A minimalist definition of democracy necessarily focuses on just a few attributes of democracy. As a result, it is impossible to differentiate between degrees of “democraticness” of different countries. Moreover, the chosen attributes may not be typical of or exclusive to democracy (such as good governance or citizen influence), and may not include some necessary attributes. For example, Polity IV, perhaps the most widely used measure of democracy, does not sufficiently incorporate actual citizen participation, as opposed to the mere right of citizens to participate. I think it’s fair to say that a country that gives its citizens the right to vote but doesn’t actually have many citizens voting, can hardly be called a democracy.

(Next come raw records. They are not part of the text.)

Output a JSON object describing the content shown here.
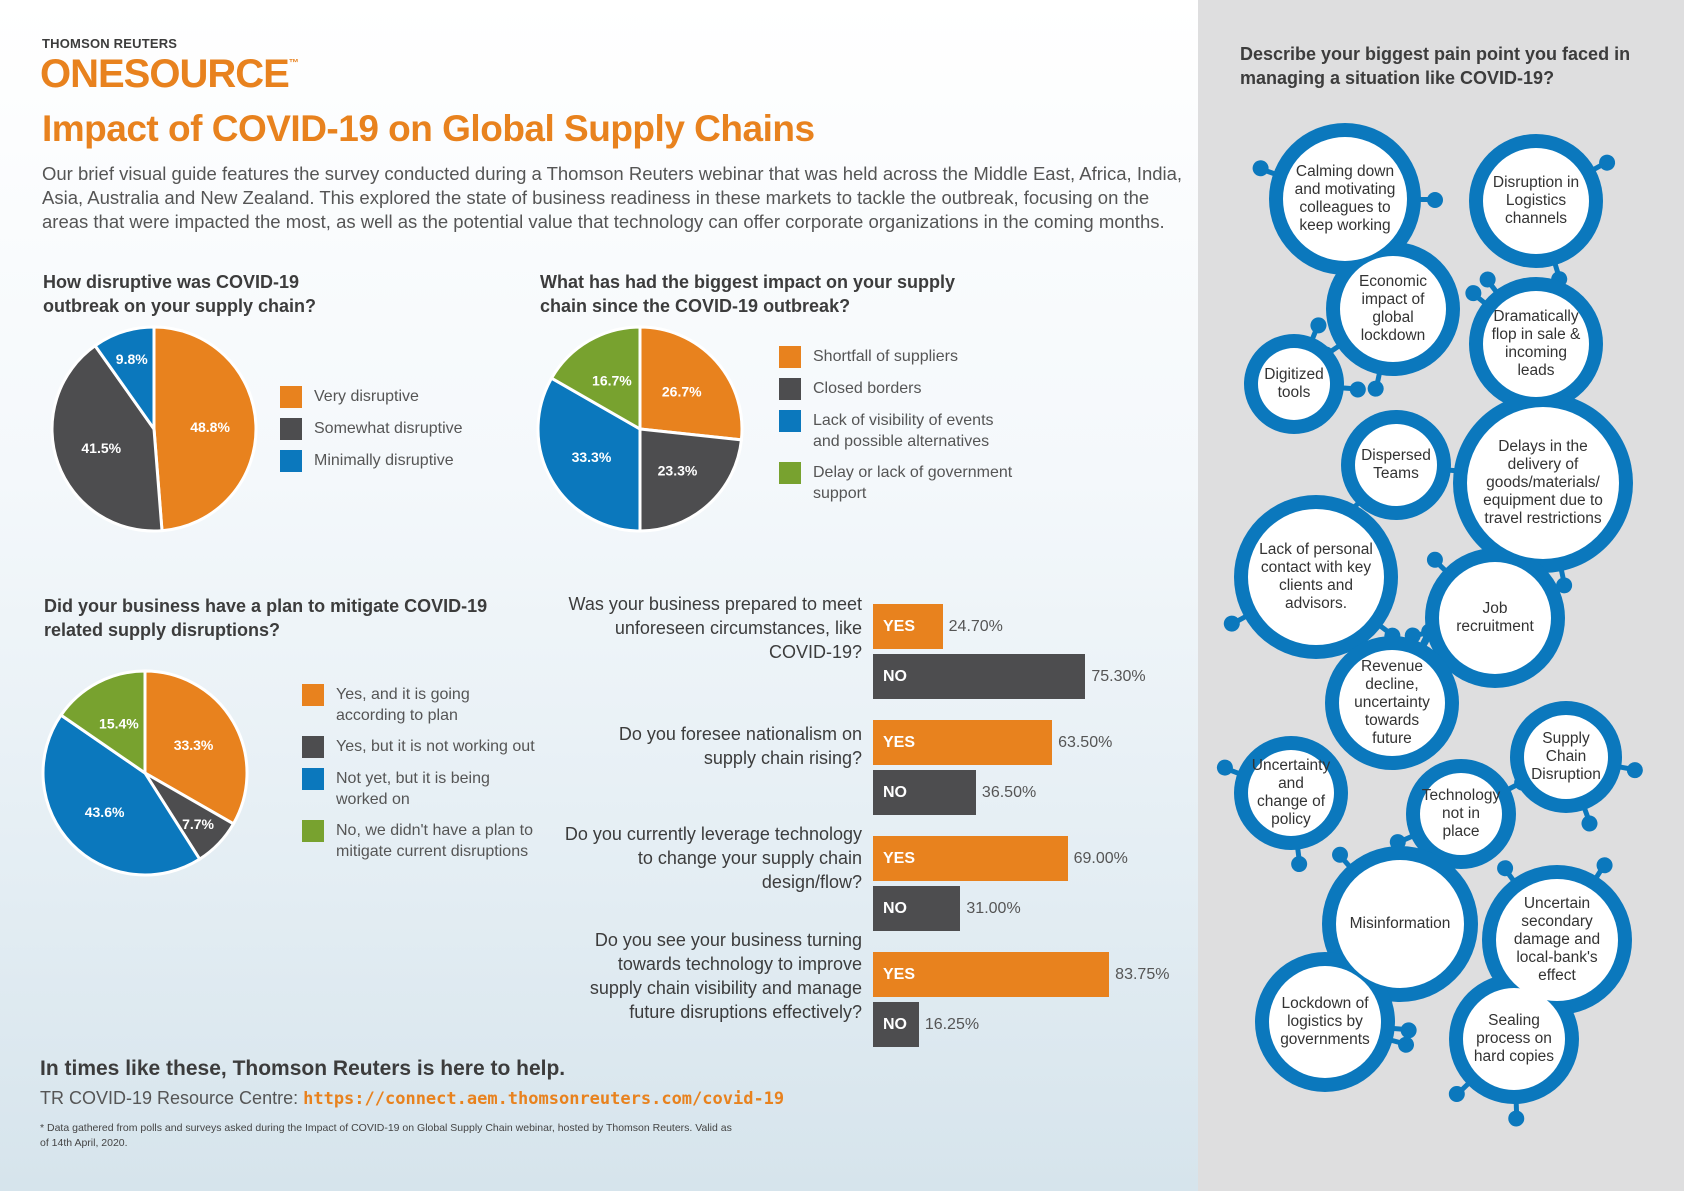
{
  "header": {
    "brand": "THOMSON REUTERS",
    "logo": "ONESOURCE",
    "logo_tm": "™",
    "title": "Impact of COVID-19 on Global Supply Chains",
    "intro": "Our brief visual guide features the survey conducted during a Thomson Reuters webinar that was held across the Middle East, Africa, India, Asia, Australia and New Zealand. This explored the state of business readiness in these markets to tackle the outbreak, focusing on the areas that were impacted the most, as well as the potential value that technology can offer corporate organizations in the coming months."
  },
  "colors": {
    "orange": "#e8821e",
    "grey": "#4d4d4f",
    "blue": "#0b78bd",
    "green": "#78a22f"
  },
  "chart_data": [
    {
      "type": "pie",
      "title": "How disruptive was COVID-19 outbreak on your supply chain?",
      "labels": [
        "Very disruptive",
        "Somewhat disruptive",
        "Minimally disruptive"
      ],
      "values": [
        48.8,
        41.5,
        9.8
      ],
      "colors": [
        "#e8821e",
        "#4d4d4f",
        "#0b78bd"
      ]
    },
    {
      "type": "pie",
      "title": "What has had the biggest impact on your supply chain since the COVID-19 outbreak?",
      "labels": [
        "Shortfall of suppliers",
        "Closed borders",
        "Lack of visibility of events and possible alternatives",
        "Delay or lack of government support"
      ],
      "values": [
        26.7,
        23.3,
        33.3,
        16.7
      ],
      "colors": [
        "#e8821e",
        "#4d4d4f",
        "#0b78bd",
        "#78a22f"
      ]
    },
    {
      "type": "pie",
      "title": "Did your business have a plan to mitigate COVID-19 related supply disruptions?",
      "labels": [
        "Yes, and it is going according to plan",
        "Yes, but it is not working out",
        "Not yet, but it is being worked on",
        "No, we didn't have a plan to mitigate current disruptions"
      ],
      "values": [
        33.3,
        7.7,
        43.6,
        15.4
      ],
      "colors": [
        "#e8821e",
        "#4d4d4f",
        "#0b78bd",
        "#78a22f"
      ]
    },
    {
      "type": "bar",
      "orientation": "horizontal",
      "series_labels": [
        "YES",
        "NO"
      ],
      "questions": [
        {
          "q": "Was your business prepared to meet unforeseen circumstances, like COVID-19?",
          "yes": 24.7,
          "no": 75.3,
          "yes_label": "24.70%",
          "no_label": "75.30%"
        },
        {
          "q": "Do you foresee nationalism on supply chain rising?",
          "yes": 63.5,
          "no": 36.5,
          "yes_label": "63.50%",
          "no_label": "36.50%"
        },
        {
          "q": "Do you currently leverage technology to change your supply chain design/flow?",
          "yes": 69.0,
          "no": 31.0,
          "yes_label": "69.00%",
          "no_label": "31.00%"
        },
        {
          "q": "Do you see your business turning towards technology to improve supply chain visibility and manage future disruptions effectively?",
          "yes": 83.75,
          "no": 16.25,
          "yes_label": "83.75%",
          "no_label": "16.25%"
        }
      ]
    }
  ],
  "side": {
    "question": "Describe your biggest pain point you faced in managing a situation like COVID-19?",
    "answers": [
      "Calming down and motivating colleagues to keep working",
      "Disruption in Logistics channels",
      "Economic impact of global lockdown",
      "Dramatically flop in sale & incoming leads",
      "Digitized tools",
      "Dispersed Teams",
      "Delays in the delivery of goods/materials/ equipment due to travel restrictions",
      "Lack of personal contact with key clients and advisors.",
      "Job recruitment",
      "Revenue decline, uncertainty towards future",
      "Supply Chain Disruption",
      "Uncertainty and change of policy",
      "Technology not in place",
      "Misinformation",
      "Uncertain secondary damage and local-bank's effect",
      "Lockdown of logistics by governments",
      "Sealing process on hard copies"
    ]
  },
  "footer": {
    "help": "In times like these, Thomson Reuters is here to help.",
    "resource_label": "TR COVID-19 Resource Centre:",
    "resource_link": "https://connect.aem.thomsonreuters.com/covid-19",
    "note": "* Data gathered from polls and surveys asked during the Impact of COVID-19 on Global Supply Chain webinar, hosted by Thomson Reuters. Valid as of 14th April, 2020."
  }
}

Acceptability of the measurement vs controversy

A disadvantage of maximalism is that the measurement will be more open to controversy. The more attributes of democracy are included in the measure, the higher the risk of disagreement on the model of democracy. As said above, people have different ideas about the number and type of necessary attributes of a democracy, even of an ideal democracy. If the only attribute of democracy retained in the analysis is regular elections, then there will be no controversy since few people would reject this attribute.

Balancing

So we have to balance meaning against acceptability: a measurement system that is maximalist offers a lot of information and the possibility to compare countries beyond the simple dichotomy of democracy/non-democracy, but it may be rejected by those who claim that this system is not measuring democracy as they understand the word. A minimalist system, on the other hand, will measure something that is useful for many people – no one will contest that elections are necessary for democracy, for instance – but will also reduce the utility of the measurement results because it doesn’t yield a lot of information about countries.